Syntegra  Capital has confirmed it is looking to exit the company this year. The private equity firm, formerly known as SG Capital Europe, is reported to be approaching potential advisers to work on the exit, according to Il Sole 24 Ore. The exit would be among Syntegra's first since its spinout from Société Générale two years ago. The news comes just a year after Index Ventures purchased a 15% stake in the firm.

Last year, Moleskine reported turnover of around €65m and a 45% increase in EBIT. The company is thought to be a particularly attractive prospect for private equity buyers as it is an established and profitable brand with high growth potential.

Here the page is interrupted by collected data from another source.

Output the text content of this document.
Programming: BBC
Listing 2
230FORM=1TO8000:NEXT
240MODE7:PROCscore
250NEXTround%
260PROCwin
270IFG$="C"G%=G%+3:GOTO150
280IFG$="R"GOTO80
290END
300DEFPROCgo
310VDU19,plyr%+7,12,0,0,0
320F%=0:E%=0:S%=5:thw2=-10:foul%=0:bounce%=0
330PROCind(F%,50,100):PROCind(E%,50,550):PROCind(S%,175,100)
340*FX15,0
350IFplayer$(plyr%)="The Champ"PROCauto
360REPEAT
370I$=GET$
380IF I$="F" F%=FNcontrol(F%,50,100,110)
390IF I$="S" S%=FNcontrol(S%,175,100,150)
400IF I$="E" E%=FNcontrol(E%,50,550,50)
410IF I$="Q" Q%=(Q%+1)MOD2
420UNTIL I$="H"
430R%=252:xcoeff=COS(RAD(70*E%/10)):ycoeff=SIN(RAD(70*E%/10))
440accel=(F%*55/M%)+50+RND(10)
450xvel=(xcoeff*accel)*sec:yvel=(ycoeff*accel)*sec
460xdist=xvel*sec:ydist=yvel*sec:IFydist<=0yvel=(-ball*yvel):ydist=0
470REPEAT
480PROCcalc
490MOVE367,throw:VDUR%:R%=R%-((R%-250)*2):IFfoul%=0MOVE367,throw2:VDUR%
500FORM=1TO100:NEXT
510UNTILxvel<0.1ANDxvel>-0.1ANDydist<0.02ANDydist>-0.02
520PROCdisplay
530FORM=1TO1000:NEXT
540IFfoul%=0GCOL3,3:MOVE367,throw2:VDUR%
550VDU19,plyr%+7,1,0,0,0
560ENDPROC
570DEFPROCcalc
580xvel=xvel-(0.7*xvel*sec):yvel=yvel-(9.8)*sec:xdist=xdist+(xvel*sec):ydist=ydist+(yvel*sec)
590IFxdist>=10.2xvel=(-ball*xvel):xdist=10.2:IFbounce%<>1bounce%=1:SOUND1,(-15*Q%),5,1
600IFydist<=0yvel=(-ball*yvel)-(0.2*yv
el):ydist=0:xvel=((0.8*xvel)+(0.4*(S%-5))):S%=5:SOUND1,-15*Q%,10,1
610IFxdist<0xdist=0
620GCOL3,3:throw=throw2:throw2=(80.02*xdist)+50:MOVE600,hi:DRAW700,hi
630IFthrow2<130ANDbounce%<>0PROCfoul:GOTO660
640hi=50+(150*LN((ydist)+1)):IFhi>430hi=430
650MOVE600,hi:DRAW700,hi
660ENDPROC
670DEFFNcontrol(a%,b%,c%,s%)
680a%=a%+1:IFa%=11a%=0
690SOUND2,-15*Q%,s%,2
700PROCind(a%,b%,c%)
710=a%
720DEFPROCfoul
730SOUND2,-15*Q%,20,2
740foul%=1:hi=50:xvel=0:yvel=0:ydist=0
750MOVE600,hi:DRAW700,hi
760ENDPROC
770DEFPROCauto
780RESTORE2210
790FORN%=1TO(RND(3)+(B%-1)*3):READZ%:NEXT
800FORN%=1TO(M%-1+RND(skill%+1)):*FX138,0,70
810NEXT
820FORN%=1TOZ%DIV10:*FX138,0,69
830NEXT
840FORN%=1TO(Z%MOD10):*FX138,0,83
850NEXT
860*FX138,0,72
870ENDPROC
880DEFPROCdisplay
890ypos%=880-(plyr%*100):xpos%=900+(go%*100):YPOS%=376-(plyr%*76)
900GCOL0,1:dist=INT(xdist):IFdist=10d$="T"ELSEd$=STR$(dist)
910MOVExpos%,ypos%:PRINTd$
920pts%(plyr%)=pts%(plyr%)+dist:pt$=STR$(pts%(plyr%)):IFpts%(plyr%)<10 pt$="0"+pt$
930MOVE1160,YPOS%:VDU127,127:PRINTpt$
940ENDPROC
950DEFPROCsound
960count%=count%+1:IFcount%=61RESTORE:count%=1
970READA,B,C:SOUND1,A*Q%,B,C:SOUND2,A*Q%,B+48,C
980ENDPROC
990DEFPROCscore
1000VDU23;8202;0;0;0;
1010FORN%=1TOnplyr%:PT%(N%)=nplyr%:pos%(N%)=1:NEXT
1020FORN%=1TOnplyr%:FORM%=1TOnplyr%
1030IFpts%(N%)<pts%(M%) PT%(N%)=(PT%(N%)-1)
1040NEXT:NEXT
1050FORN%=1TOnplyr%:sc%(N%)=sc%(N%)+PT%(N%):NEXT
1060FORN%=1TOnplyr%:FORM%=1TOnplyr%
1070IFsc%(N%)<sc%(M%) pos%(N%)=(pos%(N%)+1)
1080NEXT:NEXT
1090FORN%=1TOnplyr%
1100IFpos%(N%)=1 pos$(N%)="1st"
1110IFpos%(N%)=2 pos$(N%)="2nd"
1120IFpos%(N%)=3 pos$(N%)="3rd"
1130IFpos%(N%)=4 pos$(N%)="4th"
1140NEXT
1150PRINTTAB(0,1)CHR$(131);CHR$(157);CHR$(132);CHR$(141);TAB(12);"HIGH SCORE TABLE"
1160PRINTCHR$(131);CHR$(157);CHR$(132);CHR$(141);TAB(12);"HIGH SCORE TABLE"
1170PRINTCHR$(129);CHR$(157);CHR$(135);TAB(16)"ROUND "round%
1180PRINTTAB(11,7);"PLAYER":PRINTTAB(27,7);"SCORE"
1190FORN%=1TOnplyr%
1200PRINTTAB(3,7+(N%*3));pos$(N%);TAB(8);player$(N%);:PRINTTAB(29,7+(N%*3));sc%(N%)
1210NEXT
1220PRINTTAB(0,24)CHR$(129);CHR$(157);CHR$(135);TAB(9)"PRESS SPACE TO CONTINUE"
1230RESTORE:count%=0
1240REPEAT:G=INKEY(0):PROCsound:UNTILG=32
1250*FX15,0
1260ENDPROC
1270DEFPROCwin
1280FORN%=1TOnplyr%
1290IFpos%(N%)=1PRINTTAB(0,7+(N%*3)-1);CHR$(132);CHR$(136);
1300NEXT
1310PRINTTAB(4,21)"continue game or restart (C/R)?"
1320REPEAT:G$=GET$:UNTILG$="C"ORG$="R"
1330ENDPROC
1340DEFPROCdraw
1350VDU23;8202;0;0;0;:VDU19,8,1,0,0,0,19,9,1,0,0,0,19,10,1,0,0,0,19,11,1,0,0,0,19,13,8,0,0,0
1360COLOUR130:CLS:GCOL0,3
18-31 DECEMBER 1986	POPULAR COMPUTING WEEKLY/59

In 2006, SG Capital Europe acquired a 75% stake in Moleskine (then Modo & Modo) from its founders for around €60m. The remaining stake was held by the company's historical founders and the management, who reinvested in the company. Marco Ariello and Olga Bologna worked on the deal for SG Capital Europe which completed at an auction led by Eidos. The transaction included the provision of a senior debt package by Interbanca. At the time of the acquisition, SG Capital did reveal that it planned to divest the company within a 5-year period.

In January 2011, Index Ventures acquired a 15% stake in Moleskine as part of a capital increase made via the Index Venture Growth fund, in a deal which valued the company at €200m. Syntegra retained 67.7% of the remaining share capital, alongside the 10.6% retained by the founder and the management team's 6.5% stake.